Editor’s Note: This review contains heavy spoilers for “Don’t Look Up.”
Feeling ambivalent about “Don’t Look Up,” the latest political comedy-drama and Netflix blockbuster from director Adam McKay, is almost impossible. If it wasn’t obvious from the scathing reviews by critics and audiences alike as well as the equally-as-insufferable defenses, you either see the movie as a blessing or a curse.
On its surface, “Don’t Look Up” is a movie about two scientists (Leonardo DiCaprio and Jennifer Lawrence) who discover that a comet is about to strike and destroy all life on earth in about six months. From there, the almost 2 ½-hour film follows the scientists’ futile attempts at convincing a scandalous conservative president (Meryl Streep) and her corrupt yet incompetent administration, a vapid news and media industry that is too concerned about the latest pop culture drama as well as the unreceptive general public to do something about the incoming apocalypse.
Suffice to say, “Don’t Look Up,” is proud of wearing its politics on its sleeves.
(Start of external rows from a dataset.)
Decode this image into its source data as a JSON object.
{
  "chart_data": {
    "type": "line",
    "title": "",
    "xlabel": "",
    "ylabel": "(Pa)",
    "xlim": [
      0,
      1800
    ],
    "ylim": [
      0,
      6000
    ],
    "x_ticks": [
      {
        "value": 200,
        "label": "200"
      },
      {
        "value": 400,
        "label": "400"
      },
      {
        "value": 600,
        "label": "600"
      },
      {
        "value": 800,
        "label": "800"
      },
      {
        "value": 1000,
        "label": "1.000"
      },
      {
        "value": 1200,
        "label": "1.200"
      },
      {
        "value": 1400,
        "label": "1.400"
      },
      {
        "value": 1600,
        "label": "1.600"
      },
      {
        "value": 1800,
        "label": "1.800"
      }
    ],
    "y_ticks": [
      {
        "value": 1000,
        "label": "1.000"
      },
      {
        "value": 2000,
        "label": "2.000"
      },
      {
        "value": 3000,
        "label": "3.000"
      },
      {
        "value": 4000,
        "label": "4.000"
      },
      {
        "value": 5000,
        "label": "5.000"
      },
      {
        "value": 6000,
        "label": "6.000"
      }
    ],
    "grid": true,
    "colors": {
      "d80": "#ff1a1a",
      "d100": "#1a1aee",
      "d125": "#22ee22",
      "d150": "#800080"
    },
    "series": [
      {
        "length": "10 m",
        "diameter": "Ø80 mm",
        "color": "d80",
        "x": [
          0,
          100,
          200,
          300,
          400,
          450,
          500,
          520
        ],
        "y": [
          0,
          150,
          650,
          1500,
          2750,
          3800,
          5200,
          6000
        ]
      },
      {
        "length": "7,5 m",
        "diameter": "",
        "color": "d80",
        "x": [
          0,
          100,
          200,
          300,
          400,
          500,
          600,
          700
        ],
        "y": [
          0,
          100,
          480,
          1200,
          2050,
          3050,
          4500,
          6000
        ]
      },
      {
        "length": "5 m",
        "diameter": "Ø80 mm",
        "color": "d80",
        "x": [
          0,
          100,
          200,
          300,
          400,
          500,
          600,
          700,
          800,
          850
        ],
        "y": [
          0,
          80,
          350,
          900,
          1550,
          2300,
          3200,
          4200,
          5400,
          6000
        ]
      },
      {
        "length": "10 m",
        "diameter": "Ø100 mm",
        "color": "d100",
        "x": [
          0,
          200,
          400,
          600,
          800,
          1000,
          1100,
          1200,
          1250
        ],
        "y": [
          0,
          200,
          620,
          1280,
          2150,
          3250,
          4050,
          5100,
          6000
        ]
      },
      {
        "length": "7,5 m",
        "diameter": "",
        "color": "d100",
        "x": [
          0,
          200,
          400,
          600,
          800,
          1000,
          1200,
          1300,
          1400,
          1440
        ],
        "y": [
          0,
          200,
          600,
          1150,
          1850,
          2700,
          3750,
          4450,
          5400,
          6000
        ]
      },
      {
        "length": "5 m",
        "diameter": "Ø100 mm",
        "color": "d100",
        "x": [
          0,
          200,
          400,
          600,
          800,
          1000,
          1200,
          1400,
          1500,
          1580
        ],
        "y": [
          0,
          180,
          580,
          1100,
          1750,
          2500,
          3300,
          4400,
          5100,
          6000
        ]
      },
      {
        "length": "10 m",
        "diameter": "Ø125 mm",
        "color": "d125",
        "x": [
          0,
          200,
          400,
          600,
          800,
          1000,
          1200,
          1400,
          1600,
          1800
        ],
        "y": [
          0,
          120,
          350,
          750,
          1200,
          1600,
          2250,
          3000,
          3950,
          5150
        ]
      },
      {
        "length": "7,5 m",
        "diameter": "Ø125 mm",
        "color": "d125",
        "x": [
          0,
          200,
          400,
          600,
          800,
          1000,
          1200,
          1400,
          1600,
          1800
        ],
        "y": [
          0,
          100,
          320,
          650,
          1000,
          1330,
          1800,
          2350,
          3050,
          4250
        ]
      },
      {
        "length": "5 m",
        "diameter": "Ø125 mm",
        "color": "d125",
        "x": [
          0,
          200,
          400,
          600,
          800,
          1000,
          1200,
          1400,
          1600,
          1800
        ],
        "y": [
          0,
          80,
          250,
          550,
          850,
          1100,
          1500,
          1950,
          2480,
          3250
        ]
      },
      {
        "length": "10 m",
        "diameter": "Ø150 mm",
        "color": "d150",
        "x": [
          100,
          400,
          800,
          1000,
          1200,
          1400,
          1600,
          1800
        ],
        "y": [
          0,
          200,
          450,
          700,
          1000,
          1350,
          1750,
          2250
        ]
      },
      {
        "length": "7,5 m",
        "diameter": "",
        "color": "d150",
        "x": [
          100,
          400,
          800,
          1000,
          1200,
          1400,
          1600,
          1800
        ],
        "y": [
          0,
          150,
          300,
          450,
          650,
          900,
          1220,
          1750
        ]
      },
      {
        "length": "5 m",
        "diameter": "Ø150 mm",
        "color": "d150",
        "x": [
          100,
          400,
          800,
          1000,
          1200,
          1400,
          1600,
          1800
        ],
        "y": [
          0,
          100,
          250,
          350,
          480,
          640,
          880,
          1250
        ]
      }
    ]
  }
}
Fans (or enemies) of McKay probably got similar vibes to the director’s previous “hits” such as the 2008 financial crisis comedy-drama “The Big Short” and the Dick Cheney biopic “Vice.” Similarly, David Sirota, former advisor for the Bernie Sanders 2020 presidential campaign and editor-at-large for Jacobin magazine, co-produced the story for the film.
There’s a lot to dislike about this film. The editing is sloppy, its protagonists range from infidelity-driven corporate sellouts (DiCaprio) to angry “liberal snowflakes” (Lawrence, although both the movie and its audience are aware that this is the case). Its plot only really gets good by the last third of its bloated runtime, where the film finally eases up on its Twitter activism-esque dialogue for some brief flashes of humanity, the best example being the film’s handling of Timothée Chalamet’s character. There’s some god-awful cinematography, so bad that Twitter users who hated the movie are trolling McKay by replying to his tweets with the film’s bad shots. And as far as the dialogue goes? So ham-fisted it makes me crave hearing loss.
It’s also worth noting that this is a movie that pretends to care about the lives of the marginalized. As I mentioned above, we follow the lives of economically secure scientists as they try to convince the general American public, the media industry and U.S. officials to take the comet seriously before it nukes them. With the comet being an allegorical stand-in for climate change, sure, they’ll be affected for the worse by it in the near future, but nowhere in the same level as, for example, the migrant Latino worker in the farming industry, who is only shown for three seconds in a montage of people looking at the U.S. government launching a comet-nuking mission that ultimately falls flat (into the ocean).
This is perhaps my biggest critique of the “populist” messaging in “Don’t Look Up,” which director McKay himself said was deliberate during the film’s production. Most egregious is the clip of the Native American dancing to a backdrop of burning trees during the movie’s final moments, hammering down the racist message that Indigenous people are “one with nature” and not a complex social group, akin to the random animal clips juxtaposed throughout the nuking of the planet.
Dare I say, in its attempts to appeal to its audience’s guilts towards racial discrimination, “Don’t Look Up” comes off as bigoted by reinforcing the ideal that ethnic groups outside of the Western cultural stratus are unable to have agency in their lives or bring about change in society. They are, like animals, only included in the film to incite moral pity.
And let’s talk about the climate change allegory itself, because a comet just might be the worst possible candidate to represent the incoming apocalypse. As writer Jake Bittle puts it in his review of the film for The Baffler, “it is an apocalypse, to be sure, but one that takes place on timescales longer than a human life. It will split apart families, communities, nations, and force new social combinations we cannot yet imagine.” I’m genuinely convinced this movie’s depiction of the climate apocalypse set environmentalist activism back by decades.
But the biggest flaw in “Don’t Look Up” just might have to be its philosophy. In a futile effort to appeal to anyone left of the American right, McKay and Sirota serve a platter of platitudes and virtue signals for its progressive audience. Incompetent, Republican-coded president? We got it. People choosing to distract themselves of impending doom with silly entertainment instead of constant unhealthy doomposting? We got it. But what the writers fail to grasp is that their audience has been awake for a long time, that industrial society as it stands cannot effectively reverse the climate crisis without its proper death. “Don’t Look Up” is masturbatory, way too obsessed with congratulating itself for its (lack of) insight as it sows boring takes from 2020.
Well-meaning fans of this film, especially its political allies over at Jacobin, will argue that we need this too-obvious critique of the system to get society to change. We need a clip of Ariana Grande singing that we should’ve “listened to the goddamn qualified scientists.” But I’d like to argue that if our faith in changing society rests on a Netflix movie release, we should start treating the climate apocalypse as prophecy, not choice.